Ah, ma certo, un altro bambino abbandonato dai genitori…” Dopo aver formulato questo pensiero Risotto si scosse leggermente, poi si decise a prendere in braccio il neonato. Da un piccolo spostamento della coperta si rese conto che era una femmina. Cominciò a cullarla al meglio che poteva, sussurrando frasine per farla calmare. Incredibilmente, dopo un po’ funzionò.

- Poverina, sei rimasta da sola? Sai, ti capisco, anche io sono da solo – Risotto un po’ si stupì di averlo detto. Nonostante avesse trovato quella bambina non più di dieci minuti prima, sentiva con lei una strana e improvvisa connessione. Ripensò al se stesso bambino, abbandonato dai propri genitori per il suo aspetto e condannato ad una vita di emarginazione e solitudine, dove, a parte per la cugina, non aveva mai conosciuto affetto.

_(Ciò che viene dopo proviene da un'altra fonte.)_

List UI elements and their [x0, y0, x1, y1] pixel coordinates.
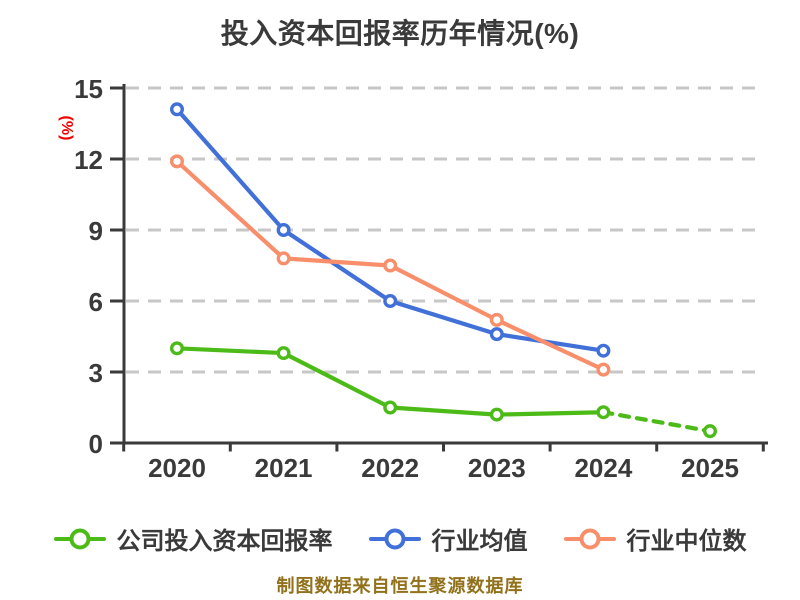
x-tick-label-2025: 2025	[681, 453, 739, 483]
x-tick-label-2024: 2024	[574, 453, 632, 483]
legend-line-marker	[563, 528, 616, 549]
legend-label-industry-average: 行业均值	[431, 528, 528, 555]
point-industry-median-2024	[596, 362, 611, 377]
legend-item-company-roic[interactable]: 公司投入资本回报率	[53, 521, 333, 556]
x-tick-label-2021: 2021	[255, 453, 313, 483]
point-company-roic-2023	[489, 407, 504, 422]
legend-line-marker	[53, 528, 106, 549]
legend-circle-marker	[579, 528, 600, 549]
y-tick-label-3: 3	[89, 358, 103, 388]
series-line-company-roic-estimate	[601, 410, 713, 434]
y-tick-label-0: 0	[89, 429, 103, 459]
footer-note: 制图数据来自恒生聚源数据库	[276, 576, 524, 596]
point-industry-average-2023	[489, 327, 504, 342]
point-industry-median-2023	[489, 312, 504, 327]
x-tick-label-2020: 2020	[148, 453, 206, 483]
legend-circle-marker	[384, 528, 405, 549]
point-industry-median-2021	[276, 251, 291, 266]
legend-circle-marker	[69, 528, 90, 549]
point-industry-median-2020	[169, 154, 184, 169]
y-tick-label-15: 15	[74, 74, 103, 104]
point-company-roic-2025	[703, 424, 718, 439]
point-company-roic-2024	[596, 405, 611, 420]
legend-item-industry-average[interactable]: 行业均值	[368, 521, 528, 556]
point-industry-average-2024	[596, 343, 611, 358]
point-company-roic-2022	[383, 400, 398, 415]
point-industry-average-2021	[276, 223, 291, 238]
point-company-roic-2020	[169, 341, 184, 356]
point-company-roic-2021	[276, 346, 291, 361]
y-tick-label-12: 12	[74, 145, 103, 175]
legend: 公司投入资本回报率 行业均值 行业中位数	[0, 521, 800, 556]
legend-label-company-roic: 公司投入资本回报率	[116, 528, 333, 555]
x-tick-label-2022: 2022	[361, 453, 419, 483]
point-industry-average-2020	[169, 102, 184, 117]
chart-title: 投入资本回报率历年情况(%)	[220, 18, 580, 49]
legend-item-industry-median[interactable]: 行业中位数	[563, 521, 747, 556]
y-tick-label-6: 6	[89, 287, 103, 317]
point-industry-average-2022	[383, 294, 398, 309]
legend-label-industry-median: 行业中位数	[626, 528, 747, 555]
legend-line-marker	[368, 528, 421, 549]
y-tick-label-9: 9	[89, 216, 103, 246]
x-tick-label-2023: 2023	[468, 453, 526, 483]
point-industry-median-2022	[383, 258, 398, 273]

Anche quella bambina sarebbe potuta finire come lui? Chi poteva dirlo. Di certo se lui non fosse passato proprio di lì lei sarebbe morta di stenti o mangiata da qualche animale. Oppure, se fosse stata trovata da qualcuno, sarebbe stata sicuramente messa in un orfanotrofio dove non vi era la possibilità certa che venisse adottata.

Risotto scosse la testa. L’avrebbe tenuta lui. L’avrebbe protetta con tutto se stesso, voleva dare un senso a quell’incontro, voleva che quella bambina fosse felice. Voleva una seconda chance nella vita.

Alzò gli occhi al cielo. Non si era neanche accorto che era calato il buio. Sopra di lui si ergeva un meraviglioso cielo stellato, vastissimo. Non aveva mai visto una cosa del genere. Era meraviglioso. Una lacrima gli scese dall’occhio, e tornò a guardare la bambina.

- Stella… Sì, Stella. Ti… chiamerai così…

Portandosi la bambina al petto, finalmente, pianse.